I found the following issues: despite the enabled NAT on the LXD hosts, all VMs and containers are still accessible from local network. Let’s imagine the following network topology:
Switch
+-----------------+
| |
| O O O O O O O O |
| |
+----+-------+----+
| |
| |
192.168.1.2 | | 192.168.1.3
+--------------+ | | +-------------------------------------+
| | | | | |
| Hacker +----+ | | LXD Host |
| | | | |
+--------------+ | | |
| | 192.168.130.2 192.168.130.3 |
+----+ +------------+ +------------+ |
| | | | | |
| | VM1 | | VM2 | |
| | | | | |
| +------------+ +------------+ |
| |
| |
+-------------------------------------+
While there is a NAT enabled on the LXD host, the hacker can add a route using the following
command:
$ ip route add 192.168.130.0/24 via 192.168.1.3
$ ping 192.168.130.2
PING 192.168.130.2 (192.168.130.2) 56(84) bytes of data.

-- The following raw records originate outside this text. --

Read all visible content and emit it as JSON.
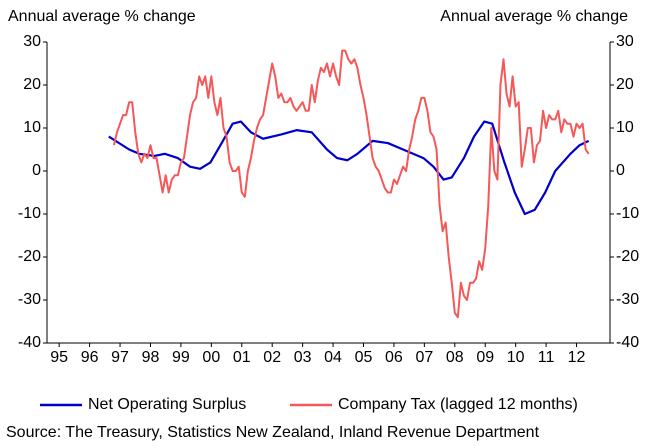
{
  "chart_data": {
    "type": "line",
    "y_label": "Annual average % change",
    "y2_label": "Annual average % change",
    "source": "Source: The Treasury, Statistics New Zealand, Inland Revenue Department",
    "legend": "bottom",
    "xlim": [
      1994.6,
      2013.1
    ],
    "xticks": [
      {
        "value": 1995,
        "label": "95"
      },
      {
        "value": 1996,
        "label": "96"
      },
      {
        "value": 1997,
        "label": "97"
      },
      {
        "value": 1998,
        "label": "98"
      },
      {
        "value": 1999,
        "label": "99"
      },
      {
        "value": 2000,
        "label": "00"
      },
      {
        "value": 2001,
        "label": "01"
      },
      {
        "value": 2002,
        "label": "02"
      },
      {
        "value": 2003,
        "label": "03"
      },
      {
        "value": 2004,
        "label": "04"
      },
      {
        "value": 2005,
        "label": "05"
      },
      {
        "value": 2006,
        "label": "06"
      },
      {
        "value": 2007,
        "label": "07"
      },
      {
        "value": 2008,
        "label": "08"
      },
      {
        "value": 2009,
        "label": "09"
      },
      {
        "value": 2010,
        "label": "10"
      },
      {
        "value": 2011,
        "label": "11"
      },
      {
        "value": 2012,
        "label": "12"
      }
    ],
    "ylim": [
      -40,
      30
    ],
    "yticks": [
      -40,
      -30,
      -20,
      -10,
      0,
      10,
      20,
      30
    ],
    "y2lim": [
      -40,
      30
    ],
    "y2ticks": [
      -40,
      -30,
      -20,
      -10,
      0,
      10,
      20,
      30
    ],
    "series": [
      {
        "name": "Net Operating Surplus",
        "color": "#0000cc",
        "x": [
          1996.63,
          1997.3,
          1997.63,
          1998.13,
          1998.47,
          1998.9,
          1999.3,
          1999.63,
          1999.97,
          2000.3,
          2000.7,
          2000.97,
          2001.3,
          2001.7,
          2002.3,
          2002.8,
          2003.3,
          2003.8,
          2004.13,
          2004.47,
          2004.8,
          2005.3,
          2005.8,
          2006.3,
          2006.97,
          2007.3,
          2007.63,
          2007.9,
          2008.3,
          2008.63,
          2008.97,
          2009.23,
          2009.63,
          2009.97,
          2010.3,
          2010.63,
          2010.97,
          2011.3,
          2011.8,
          2012.1,
          2012.4
        ],
        "values": [
          8,
          5,
          4,
          3.5,
          4,
          3,
          1,
          0.5,
          2,
          6,
          11,
          11.5,
          9,
          7.5,
          8.5,
          9.5,
          9,
          5,
          3,
          2.5,
          4,
          7,
          6.5,
          5,
          3,
          1,
          -2,
          -1.5,
          3,
          8,
          11.5,
          11,
          2,
          -5,
          -10,
          -9,
          -5,
          0,
          4,
          6,
          7
        ]
      },
      {
        "name": "Company Tax (lagged 12 months)",
        "color": "#f55858",
        "axis": "y2",
        "x": [
          1996.8,
          1996.9,
          1997,
          1997.1,
          1997.2,
          1997.3,
          1997.4,
          1997.5,
          1997.6,
          1997.7,
          1997.8,
          1997.9,
          1998,
          1998.1,
          1998.2,
          1998.3,
          1998.4,
          1998.5,
          1998.6,
          1998.7,
          1998.8,
          1998.9,
          1999,
          1999.1,
          1999.2,
          1999.3,
          1999.4,
          1999.5,
          1999.6,
          1999.7,
          1999.8,
          1999.9,
          2000,
          2000.1,
          2000.2,
          2000.3,
          2000.4,
          2000.5,
          2000.6,
          2000.7,
          2000.8,
          2000.9,
          2001,
          2001.1,
          2001.2,
          2001.3,
          2001.4,
          2001.5,
          2001.6,
          2001.7,
          2001.8,
          2001.9,
          2002,
          2002.1,
          2002.2,
          2002.3,
          2002.4,
          2002.5,
          2002.6,
          2002.7,
          2002.8,
          2002.9,
          2003,
          2003.1,
          2003.2,
          2003.3,
          2003.4,
          2003.5,
          2003.6,
          2003.7,
          2003.8,
          2003.9,
          2004,
          2004.1,
          2004.2,
          2004.3,
          2004.4,
          2004.5,
          2004.6,
          2004.7,
          2004.8,
          2004.9,
          2005,
          2005.1,
          2005.2,
          2005.3,
          2005.4,
          2005.5,
          2005.6,
          2005.7,
          2005.8,
          2005.9,
          2006,
          2006.1,
          2006.2,
          2006.3,
          2006.4,
          2006.5,
          2006.6,
          2006.7,
          2006.8,
          2006.9,
          2007,
          2007.1,
          2007.2,
          2007.3,
          2007.4,
          2007.5,
          2007.6,
          2007.7,
          2007.8,
          2007.9,
          2008,
          2008.1,
          2008.2,
          2008.3,
          2008.4,
          2008.5,
          2008.6,
          2008.7,
          2008.8,
          2008.9,
          2009,
          2009.1,
          2009.2,
          2009.3,
          2009.4,
          2009.5,
          2009.6,
          2009.7,
          2009.8,
          2009.9,
          2010,
          2010.1,
          2010.2,
          2010.3,
          2010.4,
          2010.5,
          2010.6,
          2010.7,
          2010.8,
          2010.9,
          2011,
          2011.1,
          2011.2,
          2011.3,
          2011.4,
          2011.5,
          2011.6,
          2011.7,
          2011.8,
          2011.9,
          2012,
          2012.1,
          2012.2,
          2012.3,
          2012.4
        ],
        "values": [
          6,
          9,
          11,
          13,
          13,
          16,
          16,
          9,
          4,
          2,
          4,
          3,
          6,
          3,
          3,
          -1,
          -5,
          -1,
          -5,
          -2,
          -1,
          -1,
          2,
          3,
          8,
          13,
          16,
          17,
          22,
          20,
          22,
          17,
          22,
          16,
          13,
          17,
          10,
          8,
          2,
          0,
          0,
          1,
          -5,
          -6,
          0,
          3,
          7,
          10,
          12,
          13,
          17,
          21,
          25,
          22,
          17,
          18,
          16,
          16,
          17,
          15,
          14,
          15,
          16,
          14,
          14,
          20,
          16,
          21,
          24,
          23,
          25,
          22,
          25,
          22,
          20,
          28,
          28,
          26,
          25,
          26,
          24,
          20,
          17,
          13,
          8,
          3,
          1,
          0,
          -2,
          -4,
          -5,
          -5,
          -2,
          -3,
          -1,
          1,
          0,
          5,
          8,
          12,
          14,
          17,
          17,
          14,
          9,
          8,
          5,
          -8,
          -14,
          -12,
          -20,
          -26,
          -33,
          -34,
          -26,
          -29,
          -30,
          -26,
          -26,
          -25,
          -21,
          -23,
          -18,
          -8,
          10,
          0,
          -2,
          20,
          26,
          18,
          15,
          22,
          15,
          16,
          1,
          5,
          10,
          10,
          2,
          6,
          7,
          14,
          10,
          13,
          12,
          12,
          14,
          9,
          12,
          11,
          11,
          8,
          11,
          10,
          11,
          5,
          4
        ]
      }
    ]
  }
}
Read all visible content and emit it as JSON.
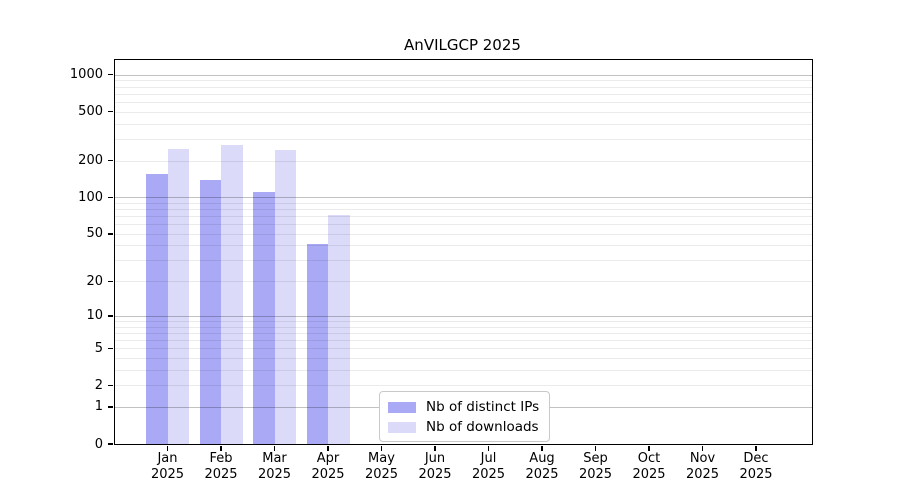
{
  "title": "AnVILGCP 2025",
  "chart_data": {
    "type": "bar",
    "title": "AnVILGCP 2025",
    "categories": [
      "Jan",
      "Feb",
      "Mar",
      "Apr",
      "May",
      "Jun",
      "Jul",
      "Aug",
      "Sep",
      "Oct",
      "Nov",
      "Dec"
    ],
    "x_year": "2025",
    "series": [
      {
        "name": "Nb of distinct IPs",
        "color": "#a9a9f5",
        "values": [
          155,
          138,
          111,
          41,
          null,
          null,
          null,
          null,
          null,
          null,
          null,
          null
        ]
      },
      {
        "name": "Nb of downloads",
        "color": "#dbdbf9",
        "values": [
          250,
          266,
          245,
          72,
          null,
          null,
          null,
          null,
          null,
          null,
          null,
          null
        ]
      }
    ],
    "yticks": [
      0,
      1,
      2,
      5,
      10,
      20,
      50,
      100,
      200,
      500,
      1000
    ],
    "ylabel": "",
    "xlabel": "",
    "scale": "log10(1+x)",
    "ylim": [
      0,
      1317
    ],
    "grid": true,
    "grid_over_bars": true,
    "legend": {
      "position": "bottom-center",
      "entries": [
        "Nb of distinct IPs",
        "Nb of downloads"
      ]
    }
  },
  "colors": {
    "bar_dark": "#a9a9f5",
    "bar_light": "#dbdbf9",
    "axis": "#000000",
    "minor_grid": "rgba(0,0,0,0.08)",
    "major_grid": "rgba(0,0,0,0.24)",
    "legend_border": "#c9c9c9"
  }
}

64 bytes from 192.168.130.2: icmp_seq=1 ttl=63 time=3.14 ms
64 bytes from 192.168.130.2: icmp_seq=2 ttl=63 time=3.66 ms
64 bytes from 192.168.130.2: icmp_seq=3 ttl=63 time=3.62 ms
64 bytes from 192.168.130.2: icmp_seq=4 ttl=63 time=3.80 ms
and will have full access to all VMs and containers running on LXD host. This issue is reproduced both on LXD and regular LXC containers with lxc-net. Meanwhile, there no such issue for libvirt VMs and Docker containers. Looks like LXD is missing some kind of iptables filter rule.